Friday, 15 July 2016

July 15th Lescun, the French Pyrenees

Well the journey here from Dorset was a micro adventure.
5 bus rides to Brockenhurst, (bless having a bus pass), where I camped tucked away near the train station. In the morning I caught the first train to hget my flight to Paris. After a while I flew to Bordeaux, but my backpack didn't arrive.
A four hour wait at the airport then on to get the last train to Pau. I arrived in Pau at 11pm to the biggest, loudest firework display I have seen, what a welcome. That was followed by music that was incredibly loud.
I found a grassy spot not far from the station to camp. The music did not finish until 2am.
I caught the train towards Lescun, then decided I would go on the waiting bus to Canfranc in Spain. (Ben and I walked from here 2 years before.) It is such a spectacular journey, I couldn't resist it.
I caught the return bus after 2 hours back in beloved Spain, to get off for the steep walk up to Lescun for the lovely campsite and a much needed shower. I was here in 2013

Tuesday, 10 May 2016

11th May

As I have finished with the gr7, (possibly), I am setting up a new site :

terryswalks.blogspot.com

I'm off to Wales on 14th May to start my next saunter

Tuesday, 19 April 2016

April 18th Mortalla

I went to sleep to a serenade by an owl and a frog last night.
A cold start, then it was soon back to road walking on tarmac.
After a bit the scenery was full of lavender fields, it must be stunning when they are in bloom.
After passing through a small village the way dropped down to El Sabinar.
Whilst having a break before setting off into the open landscape, I decided that the gr7 is no longer for me, too much road walking.
As soon as the gr7 seperated from the gr247 it became mostly tarmac.
In retrospect I wish I'd done the full circuit of the gr247. Getting back there was logistically a nightmare.
So with a combination of hitching and lots of walking I got into Mortalla at 9pm.
I got my final ride from a Spanish couple who I met at a spring in the mountains above Mortalla. They were filling dozens of 5litre bottles for them and there extended family.

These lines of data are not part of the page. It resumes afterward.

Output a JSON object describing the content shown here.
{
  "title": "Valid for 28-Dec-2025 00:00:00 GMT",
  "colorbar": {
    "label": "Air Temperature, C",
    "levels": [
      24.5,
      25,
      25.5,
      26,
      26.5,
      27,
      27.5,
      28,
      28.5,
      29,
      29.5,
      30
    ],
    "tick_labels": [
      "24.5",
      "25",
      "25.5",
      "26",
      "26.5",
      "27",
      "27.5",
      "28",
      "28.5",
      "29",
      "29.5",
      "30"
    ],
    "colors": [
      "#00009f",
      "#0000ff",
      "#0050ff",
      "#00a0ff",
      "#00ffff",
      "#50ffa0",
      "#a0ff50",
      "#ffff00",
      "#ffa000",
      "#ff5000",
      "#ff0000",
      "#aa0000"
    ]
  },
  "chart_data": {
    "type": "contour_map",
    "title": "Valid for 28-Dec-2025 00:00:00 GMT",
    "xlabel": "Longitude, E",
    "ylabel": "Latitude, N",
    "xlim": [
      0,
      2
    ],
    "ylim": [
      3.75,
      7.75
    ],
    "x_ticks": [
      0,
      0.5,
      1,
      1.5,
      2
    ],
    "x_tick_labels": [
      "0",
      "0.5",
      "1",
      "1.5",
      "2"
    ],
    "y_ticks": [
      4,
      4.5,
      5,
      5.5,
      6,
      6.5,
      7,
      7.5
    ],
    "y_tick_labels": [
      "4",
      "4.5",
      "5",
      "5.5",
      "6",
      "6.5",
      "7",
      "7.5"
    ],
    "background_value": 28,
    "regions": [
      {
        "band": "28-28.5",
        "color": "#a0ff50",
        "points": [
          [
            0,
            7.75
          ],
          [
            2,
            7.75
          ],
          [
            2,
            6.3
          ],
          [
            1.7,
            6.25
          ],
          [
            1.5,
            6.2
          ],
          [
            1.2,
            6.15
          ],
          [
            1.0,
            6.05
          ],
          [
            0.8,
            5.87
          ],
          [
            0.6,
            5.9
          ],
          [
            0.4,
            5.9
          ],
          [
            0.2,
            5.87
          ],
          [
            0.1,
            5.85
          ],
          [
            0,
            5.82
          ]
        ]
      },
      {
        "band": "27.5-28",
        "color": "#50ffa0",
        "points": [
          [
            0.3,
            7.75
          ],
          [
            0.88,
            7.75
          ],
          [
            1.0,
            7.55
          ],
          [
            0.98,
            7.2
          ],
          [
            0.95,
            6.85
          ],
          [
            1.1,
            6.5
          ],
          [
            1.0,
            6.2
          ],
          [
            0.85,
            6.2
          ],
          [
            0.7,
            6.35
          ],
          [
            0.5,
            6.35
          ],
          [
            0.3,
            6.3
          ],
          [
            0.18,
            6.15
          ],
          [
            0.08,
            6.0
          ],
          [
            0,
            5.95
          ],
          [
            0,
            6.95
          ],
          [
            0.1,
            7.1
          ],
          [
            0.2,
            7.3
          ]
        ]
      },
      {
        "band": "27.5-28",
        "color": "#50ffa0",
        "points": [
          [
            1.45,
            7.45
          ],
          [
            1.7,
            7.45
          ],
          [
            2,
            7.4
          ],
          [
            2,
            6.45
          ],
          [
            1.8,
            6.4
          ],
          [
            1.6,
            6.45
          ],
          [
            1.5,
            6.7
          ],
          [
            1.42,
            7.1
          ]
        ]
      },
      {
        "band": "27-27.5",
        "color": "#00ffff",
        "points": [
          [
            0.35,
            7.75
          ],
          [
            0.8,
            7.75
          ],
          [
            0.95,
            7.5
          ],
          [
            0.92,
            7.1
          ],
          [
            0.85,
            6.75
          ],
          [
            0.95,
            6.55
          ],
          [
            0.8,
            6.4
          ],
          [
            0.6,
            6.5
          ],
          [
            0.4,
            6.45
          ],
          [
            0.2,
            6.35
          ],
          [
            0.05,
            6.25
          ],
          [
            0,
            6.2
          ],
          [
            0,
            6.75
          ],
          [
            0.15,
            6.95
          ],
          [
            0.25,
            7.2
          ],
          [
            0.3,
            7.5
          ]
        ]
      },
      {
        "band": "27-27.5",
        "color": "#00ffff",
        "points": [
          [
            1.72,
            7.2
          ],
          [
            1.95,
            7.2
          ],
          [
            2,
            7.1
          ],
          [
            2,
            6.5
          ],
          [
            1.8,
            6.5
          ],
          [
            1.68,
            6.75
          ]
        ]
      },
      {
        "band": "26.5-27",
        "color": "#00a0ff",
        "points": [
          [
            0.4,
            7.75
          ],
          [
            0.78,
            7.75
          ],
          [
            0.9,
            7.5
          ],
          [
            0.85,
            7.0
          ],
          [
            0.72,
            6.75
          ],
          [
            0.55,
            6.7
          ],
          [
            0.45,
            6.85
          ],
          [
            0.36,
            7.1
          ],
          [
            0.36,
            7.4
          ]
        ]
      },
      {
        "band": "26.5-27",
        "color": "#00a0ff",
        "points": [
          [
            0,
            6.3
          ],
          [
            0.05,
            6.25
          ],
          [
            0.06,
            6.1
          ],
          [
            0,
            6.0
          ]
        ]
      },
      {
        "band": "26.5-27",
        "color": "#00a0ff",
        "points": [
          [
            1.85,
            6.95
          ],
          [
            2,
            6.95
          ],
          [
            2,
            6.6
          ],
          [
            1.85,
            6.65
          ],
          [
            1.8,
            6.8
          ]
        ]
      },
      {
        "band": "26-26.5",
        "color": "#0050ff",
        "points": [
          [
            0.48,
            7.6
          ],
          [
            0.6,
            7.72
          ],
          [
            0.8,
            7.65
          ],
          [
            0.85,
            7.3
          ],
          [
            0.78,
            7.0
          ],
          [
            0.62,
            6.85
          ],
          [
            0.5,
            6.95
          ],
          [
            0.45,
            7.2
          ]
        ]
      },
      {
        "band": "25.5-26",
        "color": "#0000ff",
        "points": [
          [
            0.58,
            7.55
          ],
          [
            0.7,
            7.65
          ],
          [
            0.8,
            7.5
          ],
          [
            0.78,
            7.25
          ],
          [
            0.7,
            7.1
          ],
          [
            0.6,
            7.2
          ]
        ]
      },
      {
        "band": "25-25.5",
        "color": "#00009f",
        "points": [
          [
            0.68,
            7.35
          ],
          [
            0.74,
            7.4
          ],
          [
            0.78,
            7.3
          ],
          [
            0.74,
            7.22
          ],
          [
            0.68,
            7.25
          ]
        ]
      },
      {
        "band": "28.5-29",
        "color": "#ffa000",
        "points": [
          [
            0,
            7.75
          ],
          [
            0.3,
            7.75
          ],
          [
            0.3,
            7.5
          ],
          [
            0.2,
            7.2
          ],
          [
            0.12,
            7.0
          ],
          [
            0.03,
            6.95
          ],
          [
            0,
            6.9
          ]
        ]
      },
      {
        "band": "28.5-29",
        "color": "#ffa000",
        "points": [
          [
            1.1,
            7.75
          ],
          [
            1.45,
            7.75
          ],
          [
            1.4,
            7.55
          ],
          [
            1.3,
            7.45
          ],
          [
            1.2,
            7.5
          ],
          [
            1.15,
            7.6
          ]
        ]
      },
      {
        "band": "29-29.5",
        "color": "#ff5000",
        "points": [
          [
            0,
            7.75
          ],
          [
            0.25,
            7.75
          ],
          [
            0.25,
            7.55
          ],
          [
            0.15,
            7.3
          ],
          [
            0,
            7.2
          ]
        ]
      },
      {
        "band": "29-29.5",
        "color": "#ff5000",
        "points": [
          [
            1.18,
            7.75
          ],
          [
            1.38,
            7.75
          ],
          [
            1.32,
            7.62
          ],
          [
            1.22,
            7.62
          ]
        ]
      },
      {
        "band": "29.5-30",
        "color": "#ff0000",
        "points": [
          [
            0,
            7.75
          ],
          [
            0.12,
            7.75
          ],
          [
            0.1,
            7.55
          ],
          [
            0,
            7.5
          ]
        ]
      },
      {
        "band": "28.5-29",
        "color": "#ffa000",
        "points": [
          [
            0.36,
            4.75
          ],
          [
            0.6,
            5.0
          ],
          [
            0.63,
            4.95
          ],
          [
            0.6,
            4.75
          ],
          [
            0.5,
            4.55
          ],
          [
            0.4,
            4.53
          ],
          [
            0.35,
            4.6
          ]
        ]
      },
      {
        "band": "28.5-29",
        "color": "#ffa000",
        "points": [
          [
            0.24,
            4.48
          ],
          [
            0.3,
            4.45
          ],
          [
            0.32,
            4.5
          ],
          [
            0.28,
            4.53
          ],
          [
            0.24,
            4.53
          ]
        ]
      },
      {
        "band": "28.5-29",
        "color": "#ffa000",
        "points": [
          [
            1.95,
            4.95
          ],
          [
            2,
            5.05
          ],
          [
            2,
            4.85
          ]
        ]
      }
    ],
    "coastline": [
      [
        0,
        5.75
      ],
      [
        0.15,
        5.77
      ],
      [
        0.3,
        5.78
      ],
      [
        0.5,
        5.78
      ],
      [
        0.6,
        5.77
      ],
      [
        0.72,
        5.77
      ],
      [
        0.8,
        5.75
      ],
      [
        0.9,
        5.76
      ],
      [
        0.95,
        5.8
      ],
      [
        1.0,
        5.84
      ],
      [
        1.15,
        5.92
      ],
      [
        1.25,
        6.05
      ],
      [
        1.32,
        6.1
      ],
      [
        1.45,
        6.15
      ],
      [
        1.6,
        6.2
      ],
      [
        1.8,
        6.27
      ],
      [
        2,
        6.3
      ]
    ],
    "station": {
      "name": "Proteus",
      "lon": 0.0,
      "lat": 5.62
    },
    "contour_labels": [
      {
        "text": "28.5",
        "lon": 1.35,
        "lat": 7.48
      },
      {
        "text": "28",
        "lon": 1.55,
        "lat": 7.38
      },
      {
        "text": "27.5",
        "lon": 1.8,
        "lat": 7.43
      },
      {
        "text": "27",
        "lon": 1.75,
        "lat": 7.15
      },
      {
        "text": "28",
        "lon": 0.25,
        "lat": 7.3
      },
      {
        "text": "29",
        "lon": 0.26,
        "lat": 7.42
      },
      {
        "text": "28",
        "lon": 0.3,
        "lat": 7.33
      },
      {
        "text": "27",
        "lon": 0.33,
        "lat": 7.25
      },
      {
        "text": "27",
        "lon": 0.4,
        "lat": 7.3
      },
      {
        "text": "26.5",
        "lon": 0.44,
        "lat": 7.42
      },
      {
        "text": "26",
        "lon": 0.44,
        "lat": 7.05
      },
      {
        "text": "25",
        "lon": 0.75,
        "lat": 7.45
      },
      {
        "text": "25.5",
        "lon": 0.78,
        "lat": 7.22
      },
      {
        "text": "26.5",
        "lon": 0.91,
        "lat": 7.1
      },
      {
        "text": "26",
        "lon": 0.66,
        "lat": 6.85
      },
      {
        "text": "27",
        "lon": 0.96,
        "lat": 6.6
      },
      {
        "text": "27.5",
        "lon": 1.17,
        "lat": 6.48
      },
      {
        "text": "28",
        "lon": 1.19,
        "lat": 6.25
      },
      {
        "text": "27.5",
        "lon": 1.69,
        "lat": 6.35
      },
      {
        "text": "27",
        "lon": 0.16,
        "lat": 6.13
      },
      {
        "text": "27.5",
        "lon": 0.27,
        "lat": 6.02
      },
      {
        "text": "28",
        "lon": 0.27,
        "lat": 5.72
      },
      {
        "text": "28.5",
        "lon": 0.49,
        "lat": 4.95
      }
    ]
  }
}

P.S. I booked a flight from Alicante to Dorset for the end of the week.
The next walk will be in the UK, before returning to Europe in august.

Monday, 18 April 2016

17th April, picnic site

A 9km road walk along the main road from Don Fadrique to Amacilles, being sunday no one stops for hitchers.
It was then a rough road for 5km to Canada la Cruz, where I stopped at the bar for an hour before setting off on another road section, boring.
At the pass after 7 or 8km the road became unpaved and downhill for a long way until I came to a picnic area, complete with spring tables and good places to pitch my tent. 22 miles plus for the day.
Since leaving the 247 the GR7 is mostly tarmac, boring

Saturday, 16 April 2016

Pueblo de Don Fadrique

After leaving Potones the trail followed a vague path, together with the GR247 for 11km, until they seperated.
The GR7 became a road walk downhill for several kms to Santiago de la Espada. After getting food from the supermercado, I set off to hitch the 28km road to Pueblo de Don Fadrique.
I got 2 v.short rides, yet still walked a long way uphill until.a german guy gave me a lift all.the way to PdDF.
He dropped me off in the village centre, and I went straight to the bar to get my bearings. A young couple invited me for a beer and to join them for food they'd ordered
He, Fredrique spoke slightly better English than my Spanish, never the less after a few beers and wine and several phone calls it was arranged for a shower and place for me to sleep at the village sports centre.
Altogether a good day.

Friday, 15 April 2016

April 15th Potones

The refugio was a lot warmer than the outside temperature in the morning.
The landscape was now a flatter area between mountains, big dry country that is overgrazed. Very few cattle visible.
There was lots of patches of snow about still. Not as spectacular as the previous days walking.
I thought I'd go across country to get to Santiago de la Espada, missing out Potones. After a few km the 1st place on marked on my map was just a road junction, so I cut back to the GR247.
At the highest point of todays walk I was a tad under 6000ft. Then it was mostly downhill to  Potones.
Eventually it became more forested and narrow until a few km before Potones.
The GR7 joined the 247, and from here I'll be following the GR7 all the way.
Potones didn't look much, but I found a hotel for 20euro's for the night

April 14th Rambla Seca Refuge

Each day gets better, the scenery and now the cold wind that's been blowing for 2 weeks has gone.
The 1st few miles were on level track, then the GR left the track and was a path that gradually ascended, with descents through remote country.
On the 2nd ascent, I forded a river 3 times following up a beautiful valley that reminded me of views I've seen of the USA.
I saw lots of ibex and deer from here on. One ibex was in the middle of the track mainly consumed by vultures ? There are lots of vultures each day.
I stopped at the 1st refuge for water and carried on to the next one
I didn't see anyone until shortly before I stopped at the refuge.
33km for the day is my longest day so far since leaving Ronda.